Search code examples
javascriptnode.jstextsplitdivide

Divide text by letter count, but take care of splitted words


I have this function that divides given article by given letter count but it also split the words at the end of the lines, I would like to at hypen at the end of the line if the word is not completed/splitted.

var text = `Lorem Ipsum is simply dummy text of the printing and typesetting industry. Lorem Ipsum has been the industry's standard dummy text ever since the 1500s, when an unknown printer took a galley of type and scrambled it to make a type specimen book. It has survived not only five centuries, but also the leap into electronic typesetting, remaining essentially unchanged. It was popularised in the 1960s with the release of Letraset sheets containing Lorem Ipsum passages, and more recently with desktop publishing software like Aldus PageMaker including versions of Lorem Ipsum.`

function divideTextByLetterCount(text, letterCount) {
  let dividedText = "";
  let currentLetterCount = 0;
  for (let i = 0; i < text.length; i++) {
    dividedText += text[i];
    currentLetterCount++;
    if (currentLetterCount === letterCount) {
      if (dividedText.slice(-1) == ' ') {
        dividedText = dividedText.slice(0, -1)
      }
      dividedText += "\n";
      currentLetterCount = 0;
    }
  }
  let dividedTextArr = dividedText.split('\n');
  dividedTextArr.forEach((val, i) => {
    if (val.slice(0, 1) == ' ') {
      dividedTextArr[i] = val.slice(1);
    }
  });
  return dividedTextArr.join('\n');
}

console.log(divideTextByLetterCount(text, 20));

So the output is,

Lorem Ipsum is simpl
y dummy text of the
printing and typeset
ting industry. Lorem
Ipsum has been the
industry's standard
dummy text ever sinc
e the 1500s, when an
unknown printer too
k a galley of type a
nd scrambled it to m
ake a type specimen
book. It has survive
d not only five cent
uries, but also the
leap into electronic
typesetting, remain
ing essentially unch
anged. It was popula
rised in the 1960s w
ith the release of L
etraset sheets conta
ining Lorem Ipsum pa
ssages, and more rec
ently with desktop p
ublishing software l
ike Aldus PageMaker
including versions o
f Lorem Ipsum.

But it should add hypen at the end of the lines which ends with uncompleted words like, simpl must be simpl- or sinc must be sinc-, how do I create that logic? thanks.


Solution

  • A much quicker and readable approach that also accomplishes the functionality you're looking for would be to use a regular expression. Match up to 20 characters, and put an optional capture group for a single non-space character in lookahead after the last character. If the capture group captures anything, you're in the middle of a word, and can add a -.

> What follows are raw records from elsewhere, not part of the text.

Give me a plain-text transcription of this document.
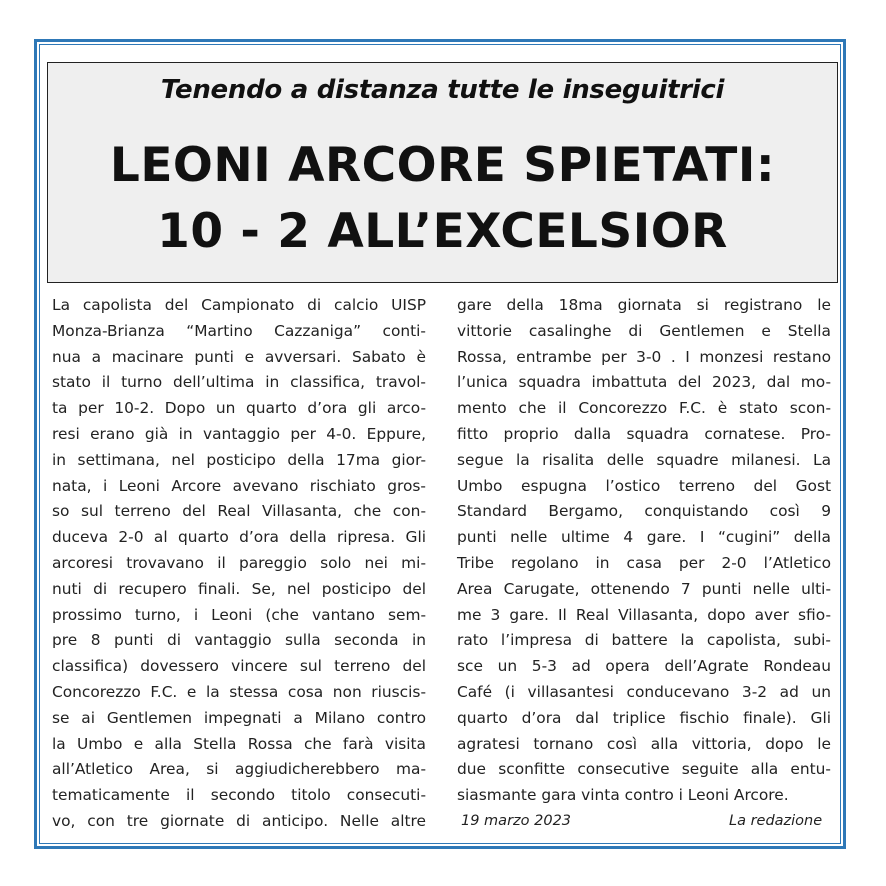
Tenendo a distanza tutte le inseguitrici
LEONI ARCORE SPIETATI:
10 - 2 ALL’EXCELSIOR
La capolista del Campionato di calcio UISP
Monza-Brianza “Martino Cazzaniga” conti-
nua a macinare punti e avversari. Sabato è
stato il turno dell’ultima in classifica, travol-
ta per 10-2. Dopo un quarto d’ora gli arco-
resi erano già in vantaggio per 4-0. Eppure,
in settimana, nel posticipo della 17ma gior-
nata, i Leoni Arcore avevano rischiato gros-
so sul terreno del Real Villasanta, che con-
duceva 2-0 al quarto d’ora della ripresa. Gli
arcoresi trovavano il pareggio solo nei mi-
nuti di recupero finali. Se, nel posticipo del
prossimo turno, i Leoni (che vantano sem-
pre 8 punti di vantaggio sulla seconda in
classifica) dovessero vincere sul terreno del
Concorezzo F.C. e la stessa cosa non riuscis-
se ai Gentlemen impegnati a Milano contro
la Umbo e alla Stella Rossa che farà visita
all’Atletico Area, si aggiudicherebbero ma-
tematicamente il secondo titolo consecuti-
vo, con tre giornate di anticipo. Nelle altre
gare della 18ma giornata si registrano le
vittorie casalinghe di Gentlemen e Stella
Rossa, entrambe per 3-0 . I monzesi restano
l’unica squadra imbattuta del 2023, dal mo-
mento che il Concorezzo F.C. è stato scon-
fitto proprio dalla squadra cornatese. Pro-
segue la risalita delle squadre milanesi. La
Umbo espugna l’ostico terreno del Gost
Standard Bergamo, conquistando così 9
punti nelle ultime 4 gare. I “cugini” della
Tribe regolano in casa per 2-0 l’Atletico
Area Carugate, ottenendo 7 punti nelle ulti-
me 3 gare. Il Real Villasanta, dopo aver sfio-
rato l’impresa di battere la capolista, subi-
sce un 5-3 ad opera dell’Agrate Rondeau
Café (i villasantesi conducevano 3-2 ad un
quarto d’ora dal triplice fischio finale). Gli
agratesi tornano così alla vittoria, dopo le
due sconfitte consecutive seguite alla entu-
siasmante gara vinta contro i Leoni Arcore.
19 marzo 2023	La redazione
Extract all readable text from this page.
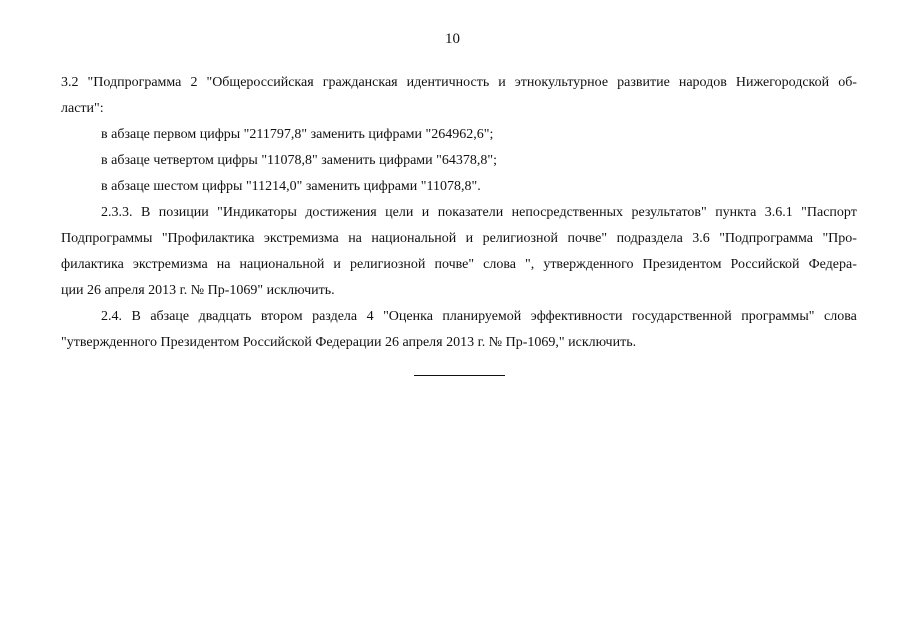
10
3.2 "Подпрограмма 2 "Общероссийская гражданская идентичность и этнокультурное развитие народов Нижегородской об-
ласти":
в абзаце первом цифры "211797,8" заменить цифрами "264962,6";
в абзаце четвертом цифры "11078,8" заменить цифрами "64378,8";
в абзаце шестом цифры "11214,0" заменить цифрами "11078,8".
2.3.3. В позиции "Индикаторы достижения цели и показатели непосредственных результатов" пункта 3.6.1 "Паспорт
Подпрограммы "Профилактика экстремизма на национальной и религиозной почве" подраздела 3.6 "Подпрограмма "Про-
филактика экстремизма на национальной и религиозной почве" слова ", утвержденного Президентом Российской Федера-
ции 26 апреля 2013 г. № Пр-1069" исключить.
2.4. В абзаце двадцать втором раздела 4 "Оценка планируемой эффективности государственной программы" слова
"утвержденного Президентом Российской Федерации 26 апреля 2013 г. № Пр-1069," исключить.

    const text = `Lorem Ipsum is simply dummy text of the printing and typesetting industry. Lorem Ipsum has been the industry's standard dummy text ever since the 1500s, when an unknown printer took a galley of type and scrambled it to make a type specimen book. It has survived not only five centuries, but also the leap into electronic typesetting, remaining essentially unchanged. It was popularised in the 1960s with the release of Letraset sheets containing Lorem Ipsum passages, and more recently with desktop publishing software like Aldus PageMaker including versions of Lorem Ipsum.`
    
    function divideTextByLetterCount(text, letterCount) {
      const pattern = new RegExp(`.{0,${letterCount}}(?=(\\S)?)`, 'g');
      return text
        .replace(
          pattern,
          (match, nextChar) => match.trim() + (!match.endsWith(' ') && nextChar ? '-' : '') + '\n'
        );
    }
    
    console.log(divideTextByLetterCount(text, 20));

    Example with 50 instead of 20:

    const text = `Lorem Ipsum is simply dummy text of the printing and typesetting industry. Lorem Ipsum has been the industry's standard dummy text ever since the 1500s, when an unknown printer took a galley of type and scrambled it to make a type specimen book. It has survived not only five centuries, but also the leap into electronic typesetting, remaining essentially unchanged. It was popularised in the 1960s with the release of Letraset sheets containing Lorem Ipsum passages, and more recently with desktop publishing software like Aldus PageMaker including versions of Lorem Ipsum.`
    
    function divideTextByLetterCount(text, letterCount) {
      const pattern = new RegExp(`.{0,${letterCount}}(?=(\\S)?)`, 'g');
      return text
        .replace(
          pattern,
          (match, nextChar) => match.trim() + (!match.endsWith(' ') && nextChar ? '-' : '') + '\n'
        );
    }
    
    console.log(divideTextByLetterCount(text, 50));